Distribution Wizard
The Distribution Wizard for life data analysis folios performs multiple goodness of fit tests to determine the best distribution for a data set based on the chosen parameter estimation method. Note that the Distribution Wizard only serves as a guide. You should compare its suggestion with your own engineering knowledge about the product being modeled before making the final decision on which distribution to use for your data set.
(For information on the Distribution Wizard for Accelerated Life Testing life-stress data folios, see Accelerated Life Testing Distribution Wizard.)
Comparing Distributions
To use the Distribution Wizard, you must have at least two failure data points in the current data sheet.
The first step is to choose a parameter estimation method from the control panel. Then open the Distribution Wizard by choosing Life Data > Analysis > Distribution Wizard or by clicking the icon on the Main page of the control panel.

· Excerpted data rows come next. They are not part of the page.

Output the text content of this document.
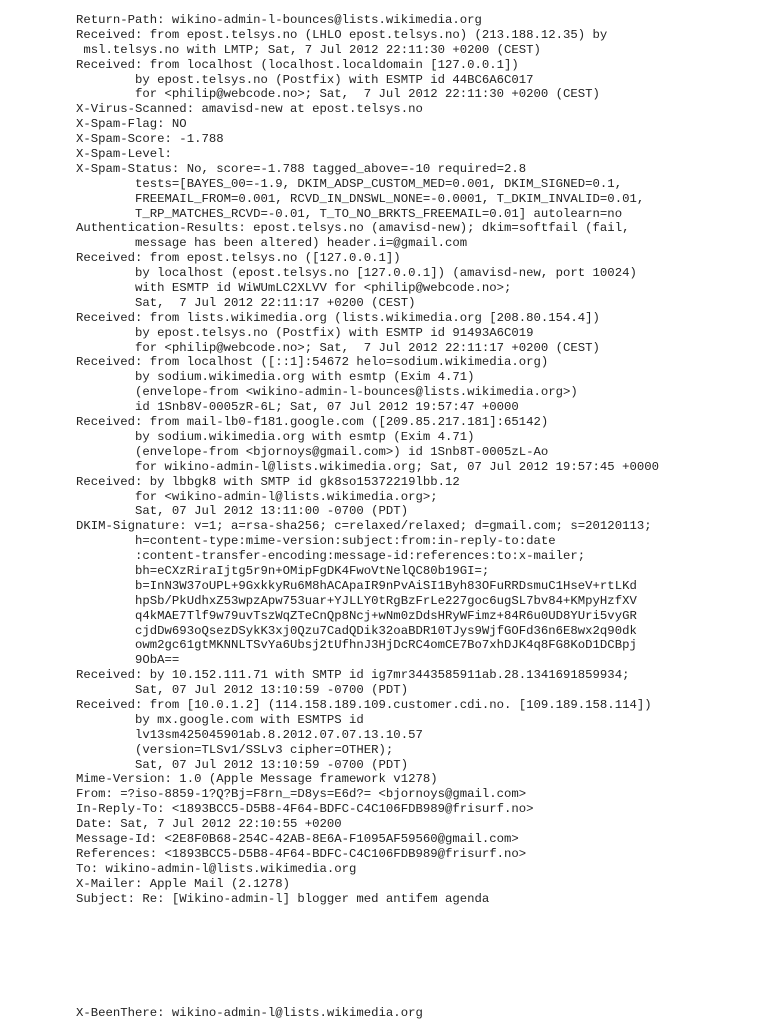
Return-Path: wikino-admin-l-bounces@lists.wikimedia.org
Received: from epost.telsys.no (LHLO epost.telsys.no) (213.188.12.35) by
msl.telsys.no with LMTP; Sat, 7 Jul 2012 22:11:30 +0200 (CEST)
Received: from localhost (localhost.localdomain [127.0.0.1])
by epost.telsys.no (Postfix) with ESMTP id 44BC6A6C017
for <philip@webcode.no>; Sat,  7 Jul 2012 22:11:30 +0200 (CEST)
X-Virus-Scanned: amavisd-new at epost.telsys.no
X-Spam-Flag: NO
X-Spam-Score: -1.788
X-Spam-Level:
X-Spam-Status: No, score=-1.788 tagged_above=-10 required=2.8
tests=[BAYES_00=-1.9, DKIM_ADSP_CUSTOM_MED=0.001, DKIM_SIGNED=0.1,
FREEMAIL_FROM=0.001, RCVD_IN_DNSWL_NONE=-0.0001, T_DKIM_INVALID=0.01,
T_RP_MATCHES_RCVD=-0.01, T_TO_NO_BRKTS_FREEMAIL=0.01] autolearn=no
Authentication-Results: epost.telsys.no (amavisd-new); dkim=softfail (fail,
message has been altered) header.i=@gmail.com
Received: from epost.telsys.no ([127.0.0.1])
by localhost (epost.telsys.no [127.0.0.1]) (amavisd-new, port 10024)
with ESMTP id WiWUmLC2XLVV for <philip@webcode.no>;
Sat,  7 Jul 2012 22:11:17 +0200 (CEST)
Received: from lists.wikimedia.org (lists.wikimedia.org [208.80.154.4])
by epost.telsys.no (Postfix) with ESMTP id 91493A6C019
for <philip@webcode.no>; Sat,  7 Jul 2012 22:11:17 +0200 (CEST)
Received: from localhost ([::1]:54672 helo=sodium.wikimedia.org)
by sodium.wikimedia.org with esmtp (Exim 4.71)
(envelope-from <wikino-admin-l-bounces@lists.wikimedia.org>)
id 1Snb8V-0005zR-6L; Sat, 07 Jul 2012 19:57:47 +0000
Received: from mail-lb0-f181.google.com ([209.85.217.181]:65142)
by sodium.wikimedia.org with esmtp (Exim 4.71)
(envelope-from <bjornoys@gmail.com>) id 1Snb8T-0005zL-Ao
for wikino-admin-l@lists.wikimedia.org; Sat, 07 Jul 2012 19:57:45 +0000
Received: by lbbgk8 with SMTP id gk8so15372219lbb.12
for <wikino-admin-l@lists.wikimedia.org>;
Sat, 07 Jul 2012 13:11:00 -0700 (PDT)
DKIM-Signature: v=1; a=rsa-sha256; c=relaxed/relaxed; d=gmail.com; s=20120113;
h=content-type:mime-version:subject:from:in-reply-to:date
:content-transfer-encoding:message-id:references:to:x-mailer;
bh=eCXzRiraIjtg5r9n+OMipFgDK4FwoVtNelQC80b19GI=;
b=InN3W37oUPL+9GxkkyRu6M8hACApaIR9nPvAiSI1Byh83OFuRRDsmuC1HseV+rtLKd
hpSb/PkUdhxZ53wpzApw753uar+YJLLY0tRgBzFrLe227goc6ugSL7bv84+KMpyHzfXV
q4kMAE7Tlf9w79uvTszWqZTeCnQp8Ncj+wNm0zDdsHRyWFimz+84R6u0UD8YUri5vyGR
cjdDw693oQsezDSykK3xj0Qzu7CadQDik32oaBDR10TJys9WjfGOFd36n6E8wx2q90dk
owm2gc61gtMKNNLTSvYa6Ubsj2tUfhnJ3HjDcRC4omCE7Bo7xhDJK4q8FG8KoD1DCBpj
9ObA==
Received: by 10.152.111.71 with SMTP id ig7mr3443585911ab.28.1341691859934;
Sat, 07 Jul 2012 13:10:59 -0700 (PDT)
Received: from [10.0.1.2] (114.158.189.109.customer.cdi.no. [109.189.158.114])
by mx.google.com with ESMTPS id
lv13sm425045901ab.8.2012.07.07.13.10.57
(version=TLSv1/SSLv3 cipher=OTHER);
Sat, 07 Jul 2012 13:10:59 -0700 (PDT)
Mime-Version: 1.0 (Apple Message framework v1278)
From: =?iso-8859-1?Q?Bj=F8rn_=D8ys=E6d?= <bjornoys@gmail.com>
In-Reply-To: <1893BCC5-D5B8-4F64-BDFC-C4C106FDB989@frisurf.no>
Date: Sat, 7 Jul 2012 22:10:55 +0200
Message-Id: <2E8F0B68-254C-42AB-8E6A-F1095AF59560@gmail.com>
References: <1893BCC5-D5B8-4F64-BDFC-C4C106FDB989@frisurf.no>
To: wikino-admin-l@lists.wikimedia.org
X-Mailer: Apple Mail (2.1278)
Subject: Re: [Wikino-admin-l] blogger med antifem agenda
X-BeenThere: wikino-admin-l@lists.wikimedia.org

On the Main tab of the Distribution Wizard, select the distributions you would like to consider. (The available distributions will vary depending on which folio you opened the tool from.) Then click Analyze to start the evaluation.

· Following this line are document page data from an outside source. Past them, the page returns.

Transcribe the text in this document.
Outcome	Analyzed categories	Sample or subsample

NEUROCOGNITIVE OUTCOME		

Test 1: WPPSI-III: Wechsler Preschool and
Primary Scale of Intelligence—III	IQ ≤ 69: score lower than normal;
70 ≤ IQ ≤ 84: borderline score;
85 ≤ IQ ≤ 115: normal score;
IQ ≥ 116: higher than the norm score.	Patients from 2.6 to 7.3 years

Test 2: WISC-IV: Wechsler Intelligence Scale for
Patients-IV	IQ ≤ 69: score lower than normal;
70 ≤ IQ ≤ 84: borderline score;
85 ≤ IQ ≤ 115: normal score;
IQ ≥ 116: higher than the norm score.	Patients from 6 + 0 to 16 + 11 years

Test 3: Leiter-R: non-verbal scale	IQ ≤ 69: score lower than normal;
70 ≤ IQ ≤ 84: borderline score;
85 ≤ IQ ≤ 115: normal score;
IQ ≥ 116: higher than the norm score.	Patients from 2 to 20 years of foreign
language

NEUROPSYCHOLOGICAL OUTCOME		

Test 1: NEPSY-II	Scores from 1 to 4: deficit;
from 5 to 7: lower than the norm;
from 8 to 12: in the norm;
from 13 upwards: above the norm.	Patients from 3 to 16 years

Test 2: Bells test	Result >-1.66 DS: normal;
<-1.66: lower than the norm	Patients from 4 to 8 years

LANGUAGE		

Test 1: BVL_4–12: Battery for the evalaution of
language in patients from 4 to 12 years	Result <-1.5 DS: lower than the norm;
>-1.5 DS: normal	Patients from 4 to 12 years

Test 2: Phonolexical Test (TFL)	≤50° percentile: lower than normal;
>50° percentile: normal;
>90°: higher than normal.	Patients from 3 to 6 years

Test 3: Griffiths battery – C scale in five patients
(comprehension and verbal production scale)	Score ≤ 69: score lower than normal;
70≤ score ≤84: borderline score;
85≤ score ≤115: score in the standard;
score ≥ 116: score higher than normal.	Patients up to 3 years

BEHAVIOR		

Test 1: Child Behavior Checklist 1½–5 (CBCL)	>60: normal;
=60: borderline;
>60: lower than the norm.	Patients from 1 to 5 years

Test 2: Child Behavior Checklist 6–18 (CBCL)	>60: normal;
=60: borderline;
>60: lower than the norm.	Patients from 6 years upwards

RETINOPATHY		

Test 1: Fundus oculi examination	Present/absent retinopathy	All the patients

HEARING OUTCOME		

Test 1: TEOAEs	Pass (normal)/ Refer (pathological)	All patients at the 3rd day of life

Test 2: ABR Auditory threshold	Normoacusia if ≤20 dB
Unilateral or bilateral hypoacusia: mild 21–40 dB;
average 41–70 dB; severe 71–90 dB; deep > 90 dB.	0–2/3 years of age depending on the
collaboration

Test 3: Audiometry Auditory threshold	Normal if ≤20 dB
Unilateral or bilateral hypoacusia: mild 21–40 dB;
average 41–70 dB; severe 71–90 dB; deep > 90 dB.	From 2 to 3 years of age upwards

The distributions will be ranked according to how well they fit the data, with rank 1 being the best fit. Several metrics corresponding to the distributions will be displayed alongside their ranking.
In the example shown next, the 2P-Weibull distribution is the suggested distribution for the data set. The log-likelihood (LKV), BIC and AIC values are displayed for all analyzed distributions; these are goodness of fit tests that can help you compare how well the distributions fit the data.
To calculate the parameters of the distribution in the rank 1 position, click Implement. This closes the Distribution Wizard, and the results will appear in the Analysis Summary area of the control panel. To return to the initial selection window, select the Distribution Selection tab at the top of the window.
Note: You may find that the Distribution Wizard recommends strange or unexpected distributions, especially for data sets with a small number of failures. In these situations, you will often find that the difference in quality of fit between the best performing distribution and other, more familiar and interpretable ones is quite small. In this case, you should default to familiar, interpretable or physically justifiable distributions that perform almost as well, instead of always choosing the top ranked distribution.
Goodness of Fit Tests
To see the calculations behind the ranking, click the Initial sheet at the bottom of the Analysis Details tab. The Distribution Wizard performs five goodness of fit tests to determine the rank of the distributions:
- The Kolmogorov-Smirnov test (GOF) is based on the largest difference between plotted and predicted probabilities of failure.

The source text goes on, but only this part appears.